O presidente Luiz Inácio Lula da Silva prepara o anúncio de um pacote de R$ 960 milhões voltado ao reforço da segurança pública no Brasil. A medida faz parte do programa “Brasil contra o Crime Organizado” e deve ser apresentada na próxima terça-feira (12), com foco no enfrentamento às facções criminosas e na ampliação da atuação federal na área.
O plano prevê a edição de um decreto e pelo menos quatro portarias que irão regulamentar medidas operacionais e de financiamento. A iniciativa também incorpora pontos do chamado PL Antifacção e busca estruturar uma política nacional mais integrada entre os órgãos de segurança.
A proposta está sendo conduzida pelo Ministério da Justiça e Segurança Pública, comandado pelo ministro Wellington Lima e Silva.

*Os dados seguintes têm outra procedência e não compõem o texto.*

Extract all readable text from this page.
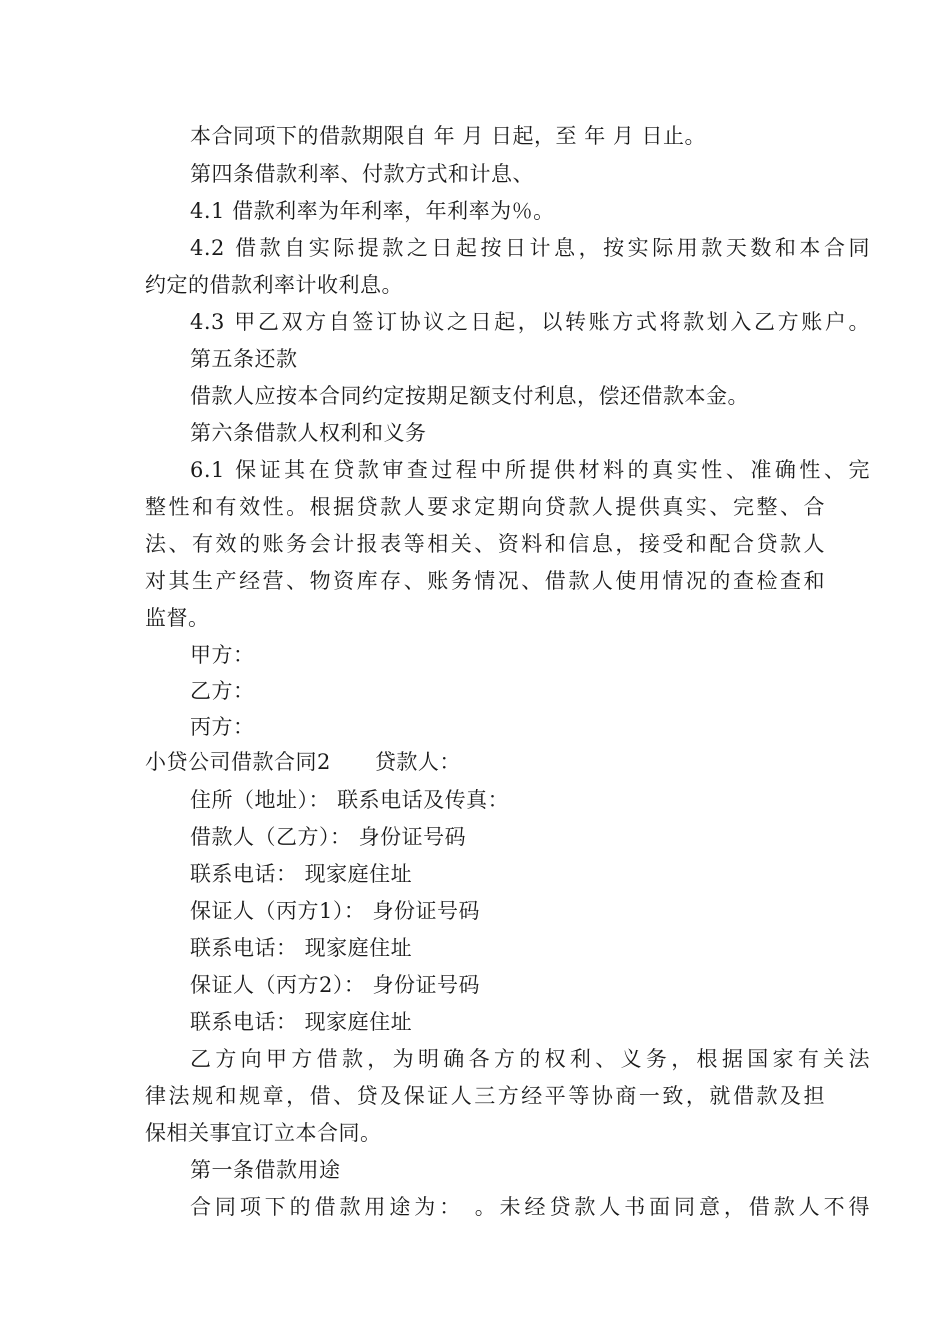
本合同项下的借款期限自 年 月 日起，至 年 月 日止。
第四条借款利率、付款方式和计息、
4.1 借款利率为年利率，年利率为％。
4.2 借款自实际提款之日起按日计息，按实际用款天数和本合同
约定的借款利率计收利息。
4.3 甲乙双方自签订协议之日起，以转账方式将款划入乙方账户。
第五条还款
借款人应按本合同约定按期足额支付利息，偿还借款本金。
第六条借款人权利和义务
6.1 保证其在贷款审查过程中所提供材料的真实性、准确性、完
整性和有效性。根据贷款人要求定期向贷款人提供真实、完整、合
法、有效的账务会计报表等相关、资料和信息，接受和配合贷款人
对其生产经营、物资库存、账务情况、借款人使用情况的查检查和
监督。
甲方：
乙方：
丙方：
小贷公司借款合同2 贷款人：
住所（地址）： 联系电话及传真：
借款人（乙方）： 身份证号码
联系电话： 现家庭住址
保证人（丙方1）： 身份证号码
联系电话： 现家庭住址
保证人（丙方2）： 身份证号码
联系电话： 现家庭住址
乙方向甲方借款，为明确各方的权利、义务，根据国家有关法
律法规和规章，借、贷及保证人三方经平等协商一致，就借款及担
保相关事宜订立本合同。
第一条借款用途
合同项下的借款用途为： 。未经贷款人书面同意，借款人不得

Os recursos serão destinados principalmente ao Fundo Nacional de Segurança Pública e ao Fundo Penitenciário Nacional, ampliando a capacidade de investimento no setor.
Atualmente, o Orçamento federal prevê R$ 607 milhões para o Fundo Penitenciário e R$ 2,1 bilhões para o Fundo Nacional de Segurança. O novo pacote representa um reforço significativo, equivalente a cerca de um terço adicional desses valores. A liberação do investimento já foi registrada no Diário Oficial no último dia 30.

Além do repasse direto, o programa inclui a criação de uma linha de crédito para que estados possam financiar projetos próprios de segurança pública. O modelo ainda está em fase de elaboração, mas deve integrar o conjunto de ações anunciadas pelo governo.
O “Brasil contra o Crime Organizado” será estruturado em quatro eixos principais: combate ao tráfico de armas, asfixia financeira de facções, qualificação das investigações e fortalecimento do sistema prisional.
Entre as medidas previstas está a expansão do Comitê Integrado de Investigação Financeira e Recuperação de Ativos (Cifra) para outros estados, ampliando o rastreamento de recursos ilícitos.
O plano também contempla investimentos em institutos médicos legais e na polícia científica, com o objetivo de aumentar a taxa de resolução de homicídios. Dados do Instituto Sou da Paz indicam que o Brasil registra mais de 40 mil homicídios por ano, com apenas 36% dos casos solucionados.
Outro ponto relevante é a gestão de bens apreendidos do crime organizado. A proposta inclui a realização de leilões antecipados e centralizados, além do uso de tecnologias para monitorar fluxos financeiros ilegais.
O pacote ainda prevê a definição de metas e indicadores para acompanhar os resultados das ações. A expectativa do governo é fortalecer o combate ao crime organizado em todo o país, aumentar a eficiência das investigações e reduzir os índices de violência.
O anúncio oficial deve detalhar prazos, distribuição dos recursos e as primeiras medidas operacionais que entrarão em vigor após a publicação das normas.